PROVIDED that before any licence is cancelled, the licensee shall be given a reasonable opportunity of being heard.

(2) The Principal Commissioner of Customs or Commissioner of Customs may, without prejudice to any other action that may be taken against the licensee and the goods under this Act or any other law for the time being in force, suspend operation of the warehouse during the pendency of an enquiry under sub-section (1).

(3) Where the operation of a warehouse is suspended under sub-section (2), no goods shall be deposited in such warehouse during the period of suspension:

PROVIDED that the provisions of this Chapter shall continue to apply to the goods already deposited in the warehouse.

(4) Where the licence issued under section 57 or section 58 or section 58A is cancelled, the goods warehoused shall, within seven days from the date on which order of such cancellation is served on the licensee or within such extended period as the proper officer may allow, be removed from such warehouse to another warehouse or be cleared for home consumption or export:

PROVIDED that the provisions of this Chapter shall continue to apply to the goods already deposited in the warehouse till they are removed to another warehouse or cleared for home consumption or for export, during such period.”

17. Therefore, the law enjoins upon the licensee a duty to clear off the goods after cancellation of the license within seven days. There is no case of extension of period under Sub-section (4) of Section 58B of the Act in the present case.
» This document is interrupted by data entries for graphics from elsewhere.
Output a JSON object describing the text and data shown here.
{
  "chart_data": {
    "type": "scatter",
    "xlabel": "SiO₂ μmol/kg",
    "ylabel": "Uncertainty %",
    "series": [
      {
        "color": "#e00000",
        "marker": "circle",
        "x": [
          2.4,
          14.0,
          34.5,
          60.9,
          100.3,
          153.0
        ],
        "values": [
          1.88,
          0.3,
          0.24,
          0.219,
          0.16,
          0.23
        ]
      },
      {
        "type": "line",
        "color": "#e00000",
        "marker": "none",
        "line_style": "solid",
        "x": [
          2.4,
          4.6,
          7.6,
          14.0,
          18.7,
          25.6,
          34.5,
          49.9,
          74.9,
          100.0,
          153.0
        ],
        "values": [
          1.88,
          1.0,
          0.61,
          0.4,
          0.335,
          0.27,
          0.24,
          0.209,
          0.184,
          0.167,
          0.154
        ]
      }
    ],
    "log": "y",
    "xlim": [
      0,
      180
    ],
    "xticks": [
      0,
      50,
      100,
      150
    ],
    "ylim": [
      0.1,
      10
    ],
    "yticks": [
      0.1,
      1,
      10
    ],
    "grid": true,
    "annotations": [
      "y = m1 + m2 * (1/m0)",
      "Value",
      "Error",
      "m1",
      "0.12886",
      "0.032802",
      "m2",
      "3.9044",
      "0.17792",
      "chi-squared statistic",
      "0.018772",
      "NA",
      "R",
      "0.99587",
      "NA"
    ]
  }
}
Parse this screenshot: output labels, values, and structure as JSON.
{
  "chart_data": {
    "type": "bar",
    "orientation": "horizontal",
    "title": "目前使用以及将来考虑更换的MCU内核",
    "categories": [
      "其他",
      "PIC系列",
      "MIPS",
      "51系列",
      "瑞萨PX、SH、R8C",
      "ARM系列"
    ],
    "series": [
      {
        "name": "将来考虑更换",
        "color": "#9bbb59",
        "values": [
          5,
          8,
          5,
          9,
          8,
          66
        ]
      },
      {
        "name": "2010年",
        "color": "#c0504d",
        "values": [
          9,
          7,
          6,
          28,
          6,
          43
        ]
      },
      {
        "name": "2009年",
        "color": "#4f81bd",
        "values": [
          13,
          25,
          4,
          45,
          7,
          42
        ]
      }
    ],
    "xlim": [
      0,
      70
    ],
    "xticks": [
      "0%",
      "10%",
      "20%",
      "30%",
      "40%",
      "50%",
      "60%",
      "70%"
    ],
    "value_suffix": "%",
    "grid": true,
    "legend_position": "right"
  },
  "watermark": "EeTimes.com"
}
Therefore, in the eye of law, the possession of the vacant licensed warehouse, after seven days of the impugned order passed by the Customs Authority on 29.05.2020, should be deemed to be with its owner only. Even assuming for argument sake that this observation may affect the right of the appellant/petitioner in the pending suit before the Civil Court, it is the appellant/petitioner who is to be blamed for this, because it is the appellant/petitioner who has invoked the extraordinary jurisdiction of this Court based upon an interim order passed by the trial Court.

18. The plaint of the injunction suit filed by the appellant/petitioner only seeks injunction against the third respondent/defendant from interfering with the peaceful possession during the period of the lease. The said suit was filed much before the expiry of the lease period on 31.03.2020 and the interim order of status quo granted by the trial Court on 26.04.2019 also cannot extend beyond the extent of the period of lease itself nor it can validate the possession of the licensee beyond the period of lease. We do not see any reason to extend the scope of the civil suit, which may be so if the contention of the appellant/petitioner before us is to be accepted.

19. On the contrary, we do not see any reason for the appellant/ petitioner to have invoked the writ jurisdiction of this Court on the basis civil Suit in which Customs Department was not at all a party. Nothing prevented him to even implead Customs Department also as Defendant in that very suit, so that all related issues could be adjudicated by one Court. This is what, the abuse of process of law is and if an observation of a learned single Judge in this process is given against the appellant/petitioner, he cannot be permitted to raise a plea against that in the intra court appeal. Therefore, we do not find any merit in the writ appeal and the same is liable to be dismissed. Accordingly, it is dismissed. No costs. Consequently, CMP No.12510 of 2020 is also dismissed.